EN QUÊTE D'ÉCOLE : épisode 6 (10/10/2020)
À l'école buissonnière
Les résultats d’une enquête menée en 2011 sont accablants, nous passons 80% de notre temps enfermés dans les bâtiments ou en voiture. Pour le journaliste Richard Louv, beaucoup d’enfants qui vivent en milieu urbain, souffrent même du syndrome du « manque de nature ». Ce syndrome, n’est pas prouvé scientifiquement, en revanche de nombreuses études sérieuses insistent sur les effets bénéfiques de la nature et de l’activité physique sur la santé. Avec le confinement, ce besoin a pris une actualité nouvelle, et depuis les appels pour enseigner dehors se multiplient. C’est d’ailleurs le choix qu’a fait le Danemark lorsqu’il a réouvert ses classes au mois d’avril et ces initiatives commencent à faire du bruit côté français. Alors on a mené l’enquête.
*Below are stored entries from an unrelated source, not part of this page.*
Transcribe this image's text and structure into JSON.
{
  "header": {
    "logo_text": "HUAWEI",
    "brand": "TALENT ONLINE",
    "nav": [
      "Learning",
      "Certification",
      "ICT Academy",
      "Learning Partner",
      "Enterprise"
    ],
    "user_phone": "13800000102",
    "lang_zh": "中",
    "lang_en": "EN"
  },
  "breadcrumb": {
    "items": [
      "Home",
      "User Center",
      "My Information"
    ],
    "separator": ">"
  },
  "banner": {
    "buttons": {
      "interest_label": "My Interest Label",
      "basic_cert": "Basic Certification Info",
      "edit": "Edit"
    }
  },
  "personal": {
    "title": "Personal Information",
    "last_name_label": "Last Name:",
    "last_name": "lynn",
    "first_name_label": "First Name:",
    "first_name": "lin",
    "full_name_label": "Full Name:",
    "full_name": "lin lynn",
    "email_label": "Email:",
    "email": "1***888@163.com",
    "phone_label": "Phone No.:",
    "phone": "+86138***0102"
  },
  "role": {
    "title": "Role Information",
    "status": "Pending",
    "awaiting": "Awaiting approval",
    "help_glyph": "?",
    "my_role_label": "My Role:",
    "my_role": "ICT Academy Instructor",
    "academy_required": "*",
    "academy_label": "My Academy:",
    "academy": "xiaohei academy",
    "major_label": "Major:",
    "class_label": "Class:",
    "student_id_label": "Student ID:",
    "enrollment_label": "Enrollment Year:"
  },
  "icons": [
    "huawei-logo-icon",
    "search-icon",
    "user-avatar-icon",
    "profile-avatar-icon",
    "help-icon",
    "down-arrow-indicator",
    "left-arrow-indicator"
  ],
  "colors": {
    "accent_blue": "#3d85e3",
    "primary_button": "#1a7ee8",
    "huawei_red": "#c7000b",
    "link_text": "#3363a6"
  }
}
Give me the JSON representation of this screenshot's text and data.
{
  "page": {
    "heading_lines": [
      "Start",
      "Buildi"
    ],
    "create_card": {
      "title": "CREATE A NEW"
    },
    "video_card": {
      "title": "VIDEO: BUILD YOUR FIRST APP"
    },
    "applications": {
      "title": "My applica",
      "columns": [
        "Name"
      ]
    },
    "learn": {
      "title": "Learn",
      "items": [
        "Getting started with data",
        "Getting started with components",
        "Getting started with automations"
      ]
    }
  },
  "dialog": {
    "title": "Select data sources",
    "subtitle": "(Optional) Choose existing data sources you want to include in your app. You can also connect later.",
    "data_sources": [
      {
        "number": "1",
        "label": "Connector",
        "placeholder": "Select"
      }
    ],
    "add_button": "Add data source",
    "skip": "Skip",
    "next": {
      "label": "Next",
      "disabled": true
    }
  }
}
Des colonies de vacances aux premières écoles en plein air (1880-1920)
Selon l’enquête Emploi du temps réalisée par l’INSEE en 2015 , nous disposons en moyenne de cinq heures de temps de loisir par jour, et sur ce temps de loisirs, la moitié est utilisée pour regarder la télévision ou réaliser des activités sur écran. À l’inverse, le temps dévolu aux activités sportives est ridiculement faible, seulement 9 minutes par jour. Dans ce contexte il n’est pas étonnant que les pratiques d’enseignement qui favorisent l’activité physique et le contact avec le plein air suscitent un intérêt grandissant, mais cette modalité d’éducation est bien plus ancienne.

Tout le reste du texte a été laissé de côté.